Sentence structure is not the only determinant of whether a sentence is appropriate for a summary: argumentative role is very important. The authors give the example that pointing out a weakness in existing work towards the beginning of the paper can be used to set the stage for the paper (and thus such a sentence would provide a good characterization of the content); however, a sentence pointing out a weakness in the work a paper describes, in the future work section, would not provide a good summary of the paper.
Two Annotation Schemes
With attribution and authorship in mind, they propose two schemes, a basic scheme with three elements:
- Background
- Other (work described in other papers, including previous work by the same authors)
- Own (contribution of this paper)
And a full scheme with 7 elements, adding the following four elements to the basic scheme:
- Aim (main research aims of the paper)
- Textual (explicit statements of the paper structure)
- Contrast (comparison and contrast statements)
- Basis (statements that the contribution is based on this other work)
Three annotation experiments
Using these schemes, the authors carried out three annotation experiments, in order to determine whether the basic and full schemes could be learned by trained users (in the first two experiments), and whether they could be used by minimally trained users (in the third experiment). In fact, in the third experiment, annotations by those who were not formally trained in the domain were reasonably good, comparable to the annotations by the less-savvy experts.
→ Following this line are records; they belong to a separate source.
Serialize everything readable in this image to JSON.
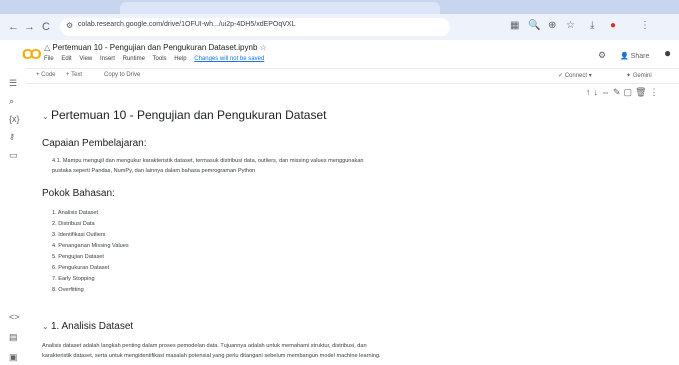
{
  "browser": {
    "url": "colab.research.google.com/drive/1OFUI-wh.../ui2p-4DH5/xdEPOqVXL",
    "back": "←",
    "forward": "→",
    "reload": "C"
  },
  "notebook": {
    "title": "Pertemuan 10 - Pengujian dan Pengukuran Dataset.ipynb",
    "menu": [
      "File",
      "Edit",
      "View",
      "Insert",
      "Runtime",
      "Tools",
      "Help"
    ],
    "save_status": "Changes will not be saved",
    "share_label": "Share",
    "toolbar": {
      "code": "+ Code",
      "text": "+ Text",
      "copy": "Copy to Drive",
      "connect": "Connect",
      "gemini": "Gemini"
    }
  },
  "content": {
    "heading": "Pertemuan 10 - Pengujian dan Pengukuran Dataset",
    "capaian_title": "Capaian Pembelajaran:",
    "capaian_line1": "4.1. Mampu mengujil dan mengukur karakteristik dataset, termasuk distribusi data, outliers, dan missing values menggunakan",
    "capaian_line2": "pustaka seperti Pandas, NumPy, dan lainnya dalam bahasa pemrograman Python",
    "pokok_title": "Pokok Bahasan:",
    "pokok_items": [
      "1. Analisis Dataset",
      "2. Distribusi Data",
      "3. Identifikasi Outliers",
      "4. Penanganan Missing Values",
      "5. Pengujian Dataset",
      "6. Pengukuran Dataset",
      "7. Early Stopping",
      "8. Overfitting"
    ],
    "section1_title": "1. Analisis Dataset",
    "section1_line1": "Analisis dataset adalah langkah penting dalam proses pemodelan data. Tujuannya adalah untuk memahami struktur, distribusi, dan",
    "section1_line2": "karakteristik dataset, serta untuk mengidentifikasi masalah potensial yang perlu ditangani sebelum membangun model machine learning."
  }
}
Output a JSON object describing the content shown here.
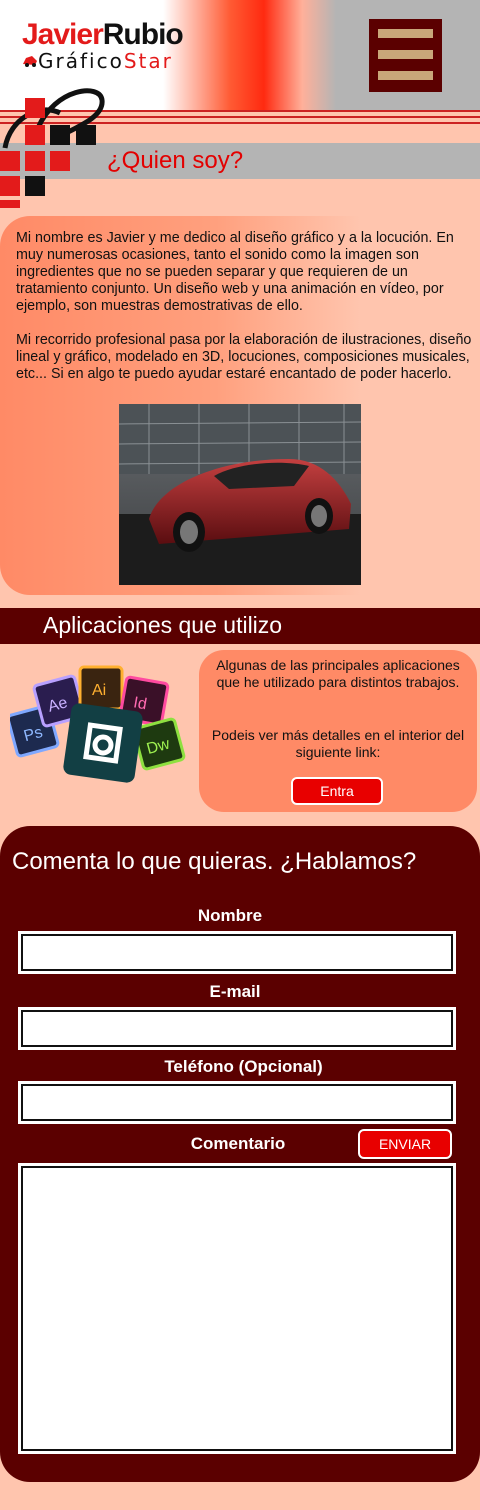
{
  "header": {
    "logo_name_first": "Javier",
    "logo_name_last": "Rubio",
    "logo_sub_first": "Gráfico",
    "logo_sub_second": "Star",
    "menu_icon": "hamburger-menu-icon"
  },
  "about": {
    "title": "¿Quien soy?",
    "paragraph1": "Mi nombre es Javier y me dedico al diseño gráfico y a la locución. En muy numerosas ocasiones, tanto el sonido como la imagen son ingredientes que no se pueden separar y que requieren de un tratamiento conjunto. Un diseño web y una animación en vídeo, por ejemplo, son muestras demostrativas de ello.",
    "paragraph2": "Mi recorrido profesional pasa por la elaboración de ilustraciones, diseño lineal y gráfico, modelado en 3D, locuciones, composiciones musicales, etc... Si en algo te puedo ayudar estaré encantado de poder hacerlo."
  },
  "apps": {
    "title": "Aplicaciones que utilizo",
    "icon_labels": [
      "Ps",
      "Ae",
      "Ai",
      "Id",
      "Dw"
    ],
    "text1": "Algunas de las principales aplicaciones que he utilizado para distintos trabajos.",
    "text2": "Podeis ver más detalles en el interior del siguiente link:",
    "button_label": "Entra"
  },
  "contact": {
    "title": "Comenta lo que quieras. ¿Hablamos?",
    "name_label": "Nombre",
    "email_label": "E-mail",
    "phone_label": "Teléfono (Opcional)",
    "comment_label": "Comentario",
    "send_label": "ENVIAR"
  },
  "colors": {
    "page_bg": "#ffc5ae",
    "dark_red": "#5b0000",
    "accent_red": "#e80000",
    "salmon": "#ff8a66",
    "gray": "#b4b4b4"
  }
}
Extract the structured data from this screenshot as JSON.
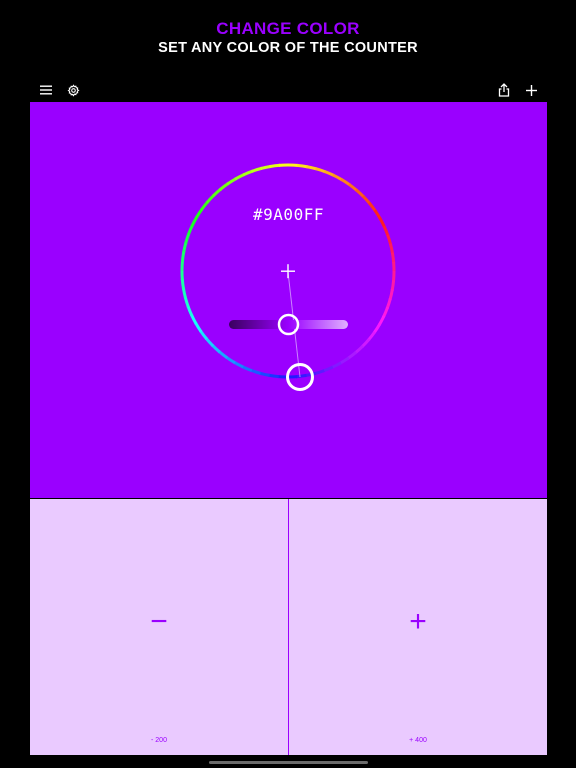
{
  "headline": {
    "line1": "CHANGE COLOR",
    "line2": "SET ANY COLOR OF THE COUNTER"
  },
  "toolbar": {
    "menu_icon": "menu-icon",
    "settings_icon": "gear-icon",
    "share_icon": "share-icon",
    "add_icon": "plus-icon"
  },
  "color_picker": {
    "hex": "#9A00FF",
    "brightness_level": 0.5,
    "center_marker": "+"
  },
  "counter": {
    "decrement_symbol": "−",
    "decrement_count": "- 200",
    "increment_symbol": "+",
    "increment_count": "+ 400"
  },
  "colors": {
    "accent": "#9A00FF",
    "pane_background": "#EACAFF",
    "page_background": "#000000"
  }
}
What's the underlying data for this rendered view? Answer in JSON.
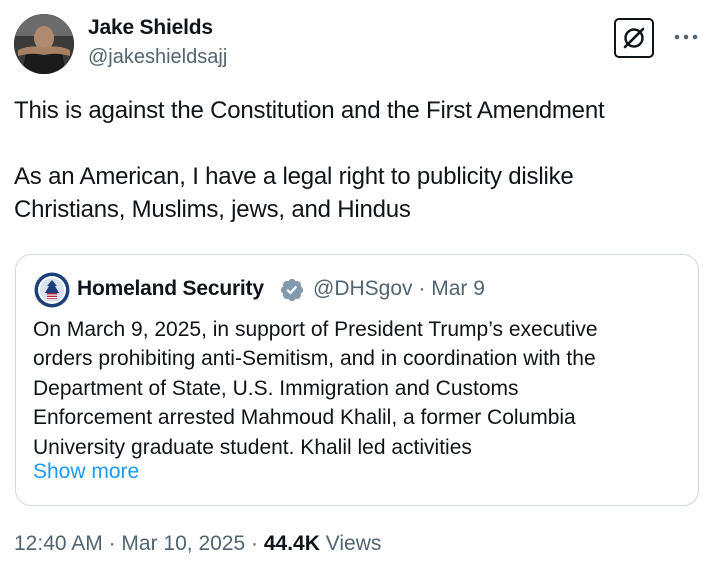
{
  "author": {
    "name": "Jake Shields",
    "handle": "@jakeshieldsajj"
  },
  "icons": {
    "grok": "grok-icon",
    "more": "more-dots-icon",
    "verified": "verified-gray-badge-icon",
    "quote_avatar": "dhs-seal-icon"
  },
  "tweet": {
    "lines": [
      "This is against the Constitution and the First Amendment",
      "As an American, I have a legal right to publicity dislike",
      "Christians, Muslims, jews, and Hindus"
    ]
  },
  "quote": {
    "name": "Homeland Security",
    "handle": "@DHSgov",
    "separator": "·",
    "date": "Mar 9",
    "lines": [
      "On March 9, 2025, in support of President Trump’s executive",
      "orders prohibiting anti-Semitism, and in coordination with the",
      "Department of State, U.S. Immigration and Customs",
      "Enforcement arrested Mahmoud Khalil, a former Columbia",
      "University graduate student. Khalil led activities"
    ],
    "show_more": "Show more"
  },
  "footer": {
    "time": "12:40 AM",
    "sep1": "·",
    "date": "Mar 10, 2025",
    "sep2": "·",
    "views_count": "44.4K",
    "views_label": "Views"
  },
  "colors": {
    "text": "#0f1419",
    "secondary": "#536471",
    "link": "#1d9bf0",
    "border": "#cfd9de",
    "verified_badge": "#829aab"
  }
}
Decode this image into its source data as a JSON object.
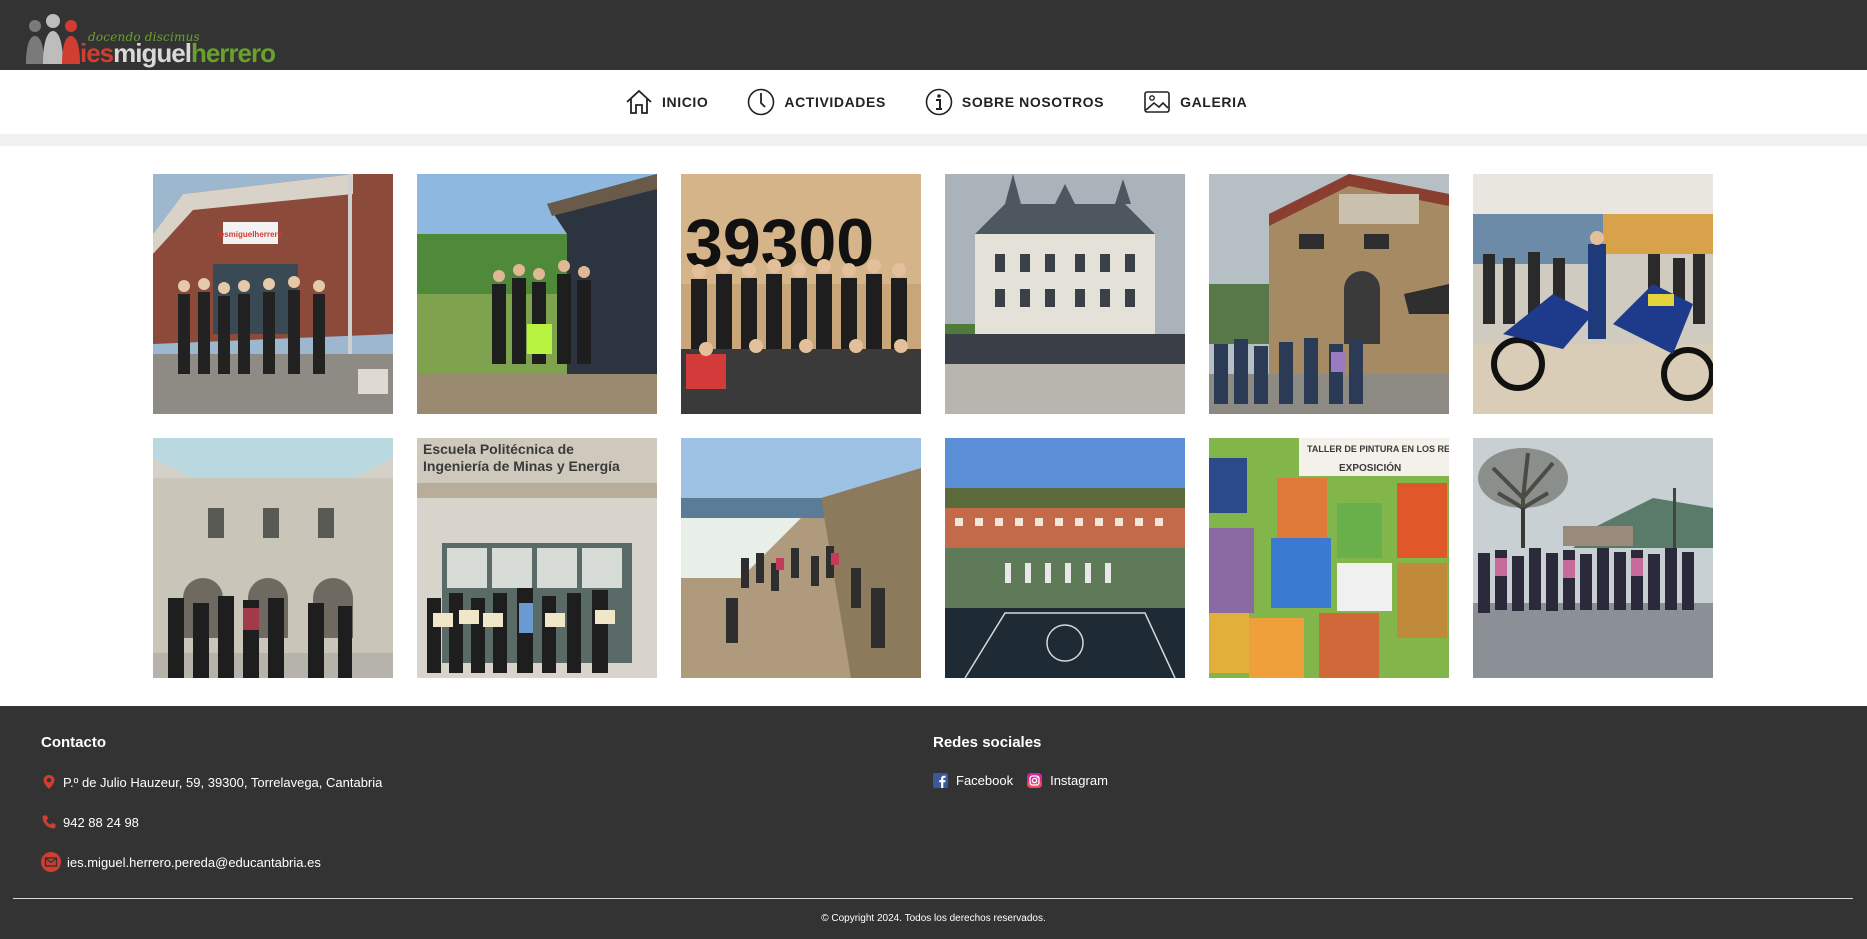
{
  "header": {
    "logo_tagline": "docendo discimus",
    "logo_part1": "ies",
    "logo_part2": "miguel",
    "logo_part3": "herrero"
  },
  "nav": {
    "items": [
      {
        "label": "INICIO",
        "icon": "home-icon"
      },
      {
        "label": "ACTIVIDADES",
        "icon": "clock-icon"
      },
      {
        "label": "SOBRE NOSOTROS",
        "icon": "info-icon"
      },
      {
        "label": "GALERIA",
        "icon": "image-icon"
      }
    ]
  },
  "gallery": {
    "photos": [
      {
        "subject": "school building entrance with group",
        "sign_text": "iesmiguelherrero"
      },
      {
        "subject": "students outdoors by wooden cabin"
      },
      {
        "subject": "group in front of 39300 sign",
        "sign_text": "39300"
      },
      {
        "subject": "students in front of castle"
      },
      {
        "subject": "students at stone building"
      },
      {
        "subject": "students with motorbikes"
      },
      {
        "subject": "students in stone courtyard"
      },
      {
        "subject": "award winners at polytechnic school",
        "sign_text": "Escuela Politécnica de Ingeniería de Minas y Energía"
      },
      {
        "subject": "students on coastal dunes"
      },
      {
        "subject": "aerial view of school yard with students"
      },
      {
        "subject": "painting exhibition wall",
        "sign_text": "TALLER DE PINTURA EN LOS RECRE",
        "sign_text2": "EXPOSICIÓN"
      },
      {
        "subject": "group photo under tree with mountains"
      }
    ]
  },
  "footer": {
    "contact_title": "Contacto",
    "address": "P.º de Julio Hauzeur, 59, 39300, Torrelavega, Cantabria",
    "phone": "942 88 24 98",
    "email": "ies.miguel.herrero.pereda@educantabria.es",
    "social_title": "Redes sociales",
    "facebook": "Facebook",
    "instagram": "Instagram",
    "copyright": "© Copyright 2024. Todos los derechos reservados."
  },
  "colors": {
    "header_bg": "#333333",
    "footer_bg": "#333333",
    "accent_red": "#d03d31",
    "accent_green": "#6aa12e",
    "facebook_blue": "#3b5998",
    "instagram_pink": "#d6249f"
  }
}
They used Kappa scores to measure both stability (whether a single annotator produces the same classification at different times) and reproducibility (whether multiple annotators produce the same classification).
Selected References
- John Swales. 1990. Genre analysis: English in academic and research settings. Cambridge University Press.
- Contemporaneous research by the same authors: Discourse-level argumentation in scientific articles: Human and automatic annotation
- This is part of the 'argumentation zoning' project of Simone Teufel's thesis.
Theoretical and Practical Relevance
Variations in reproducibility among paper types point to differences in paper structure. For instance, a review paper was discarded due to the difficulty of annotating it according to this scheme. The authors suggest that the scheme might be a pragmatic way to test the clarity of argumentation in papers.
The authors suggest that shallow information extraction can be useful; besides the success of non-experts in the domain, they point to the usefulness of the physical layout and metatextual terminology as two aids for understanding the arguments.
This paper also has two features of interest to those learning the domain: a nice summary of related work on rhetorically-based annotation and summarization, and a decision tree for annotations (in Figure 2) which might help in preparing guides for similar annotations.